My last blog for ThinkAdvisor (To Motivate Employees, Listen to Them) offered some guidelines about how owner-advisors can be better managers of their employees — decreasing turnover while increasing efficiency and productivity. While those strategies can work for most firm owners, they won’t work for all. Over the years, I’ve come to realize that there are some people (and advisors, too) who just shouldn’t be managers.
That may sound harsh, but I’m not talking about personalities (although, in rare cases, that is the issue). Rather, it’s more of a decision thing with owner advisors: they need to have a heart to heart with themselves and decide whether they really want to manage people. As you might suspect, the answer is a bit more complex than the question.
Most advisors respond by looking at the benefits of having a larger firm: If I had more people to help me, I could focus more on the things I like to do (work with clients, manage portfolios, attract more clients, etc.) and/or I could handle more clients, and increase revenues and income.
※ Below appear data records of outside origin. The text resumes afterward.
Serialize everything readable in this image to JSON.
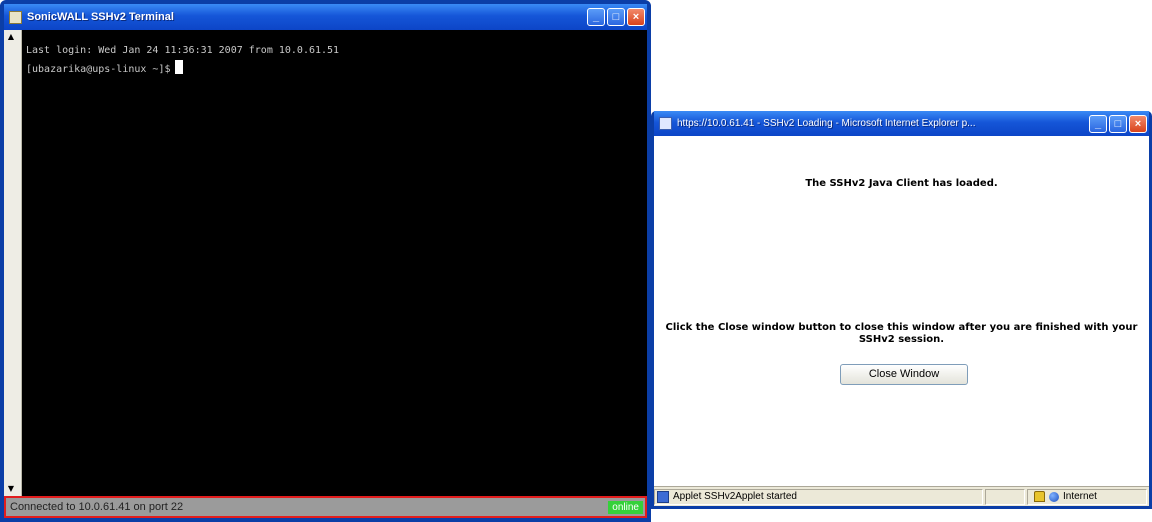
{
  "terminal": {
    "title": "SonicWALL SSHv2 Terminal",
    "lines": [
      "Last login: Wed Jan 24 11:36:31 2007 from 10.0.61.51",
      "[ubazarika@ups-linux ~]$"
    ],
    "status_text": "Connected to 10.0.61.41 on port 22",
    "status_badge": "online",
    "colors": {
      "background": "#000000",
      "status_border": "#e21d1d",
      "badge": "#35d13a"
    }
  },
  "ie_window": {
    "title": "https://10.0.61.41 - SSHv2 Loading - Microsoft Internet Explorer p...",
    "message_loaded": "The SSHv2 Java Client has loaded.",
    "instructions": "Click the Close window button to close this window after you are finished with your SSHv2 session.",
    "close_button": "Close Window",
    "status_text": "Applet SSHv2Applet started",
    "zone": "Internet"
  },
  "window_controls": {
    "minimize": "_",
    "maximize": "□",
    "close": "×"
  }
}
Yet they rarely think about the impact that those employees will have on their quality of life: will they enjoy their lives more or less if they spend part of each day managing people?
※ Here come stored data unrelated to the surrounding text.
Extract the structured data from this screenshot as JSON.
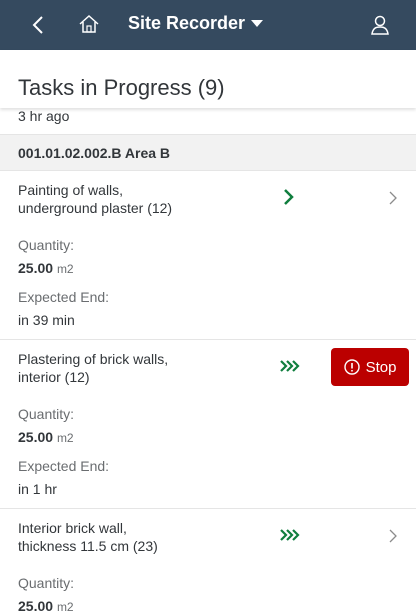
{
  "app": {
    "title": "Site Recorder"
  },
  "page": {
    "title": "Tasks in Progress (9)",
    "partial_item_time": "3 hr ago"
  },
  "group": {
    "title": "001.01.02.002.B Area B"
  },
  "tasks": [
    {
      "title_line1": "Painting of walls,",
      "title_line2": "underground plaster (12)",
      "quantity_label": "Quantity:",
      "quantity_value": "25.00",
      "quantity_unit": "m2",
      "end_label": "Expected End:",
      "end_value": "in 39 min",
      "status_icon": "chevron-right-icon",
      "status_color": "#107e3e"
    },
    {
      "title_line1": "Plastering of brick walls,",
      "title_line2": "interior (12)",
      "quantity_label": "Quantity:",
      "quantity_value": "25.00",
      "quantity_unit": "m2",
      "end_label": "Expected End:",
      "end_value": "in 1 hr",
      "status_icon": "triple-chevron-right-icon",
      "status_color": "#107e3e",
      "action_label": "Stop",
      "action_color": "#bb0000"
    },
    {
      "title_line1": "Interior brick wall,",
      "title_line2": "thickness 11.5 cm (23)",
      "quantity_label": "Quantity:",
      "quantity_value": "25.00",
      "quantity_unit": "m2",
      "status_icon": "triple-chevron-right-icon",
      "status_color": "#107e3e"
    }
  ],
  "colors": {
    "shellbar": "#354a5f",
    "success": "#107e3e",
    "negative": "#bb0000"
  }
}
Advisors who have some management experience — either at another firm or in another industry — will already have a good idea whether or not they enjoy managing people. But for most advisors, this is uncharted territory. (And I would point out that “managing” employees within a large corporation that has other people to recruit, train, and deal with HR issues is much different from a small-business environment.)
To help independent advisory firm owners decide whether they’ll enjoy managing people, we use this simple test: transparency. How comfortable will you be with being completely open and honest with your employees? Open about who you are, your strengths and weaknesses, the limits of your knowledge, your goals, your plans for your future and the future of the firm, your performance, their performance, their role in the firm (now and in the future), and the performance of your business, in the present and toward attaining its goals?
The environment at a small business is very different than what exists at large corporations: they are more intimate, more personal, more transparent. There are few, if any, secrets: everyone knows how many clients you have, what they pay, when you get new ones and when you lose them. They know how much you and everyone else works and what you do and don’t do.
When I think of all my clients — those who manage people well and those not so much — the good ones, i.e., those who should be managers, are very confident in being transparent about all these things.
However, I have some clients who are simply not comfortable being so open with employees, with being that vulnerable. It seems to be in their DNA to be more private, either out of a lack of confidence, or fear or for other reasons.
It also doesn’t seem to be something they can change. If you can’t bring yourself to be transparent, then you probably shouldn’t be managing other people—in a small business, anyway.
One final aspect of a manager’s vulnerability is the realization that a large part of their success—and the success of their business—depends on their employees. No matter how much of a superstar you are, as your staff grows, a larger and larger part of how the outside world (clients, prospective clients, affiliates, your community, etc.) views you and interacts with you will depend on the actions of your employees.
That means it will increasingly be in your best interest to train those employees, to support them, motivate them, inspire them, lead them and be transparent with them. The more they know about your business, the more they can help. In short, your firm will become more about them and less about you.
If you can’t see yourself doing this, you’ll be a lot better off as a solo practitioner: having one or two administrative people, outsourcing the rest—staying small and mighty and being happy.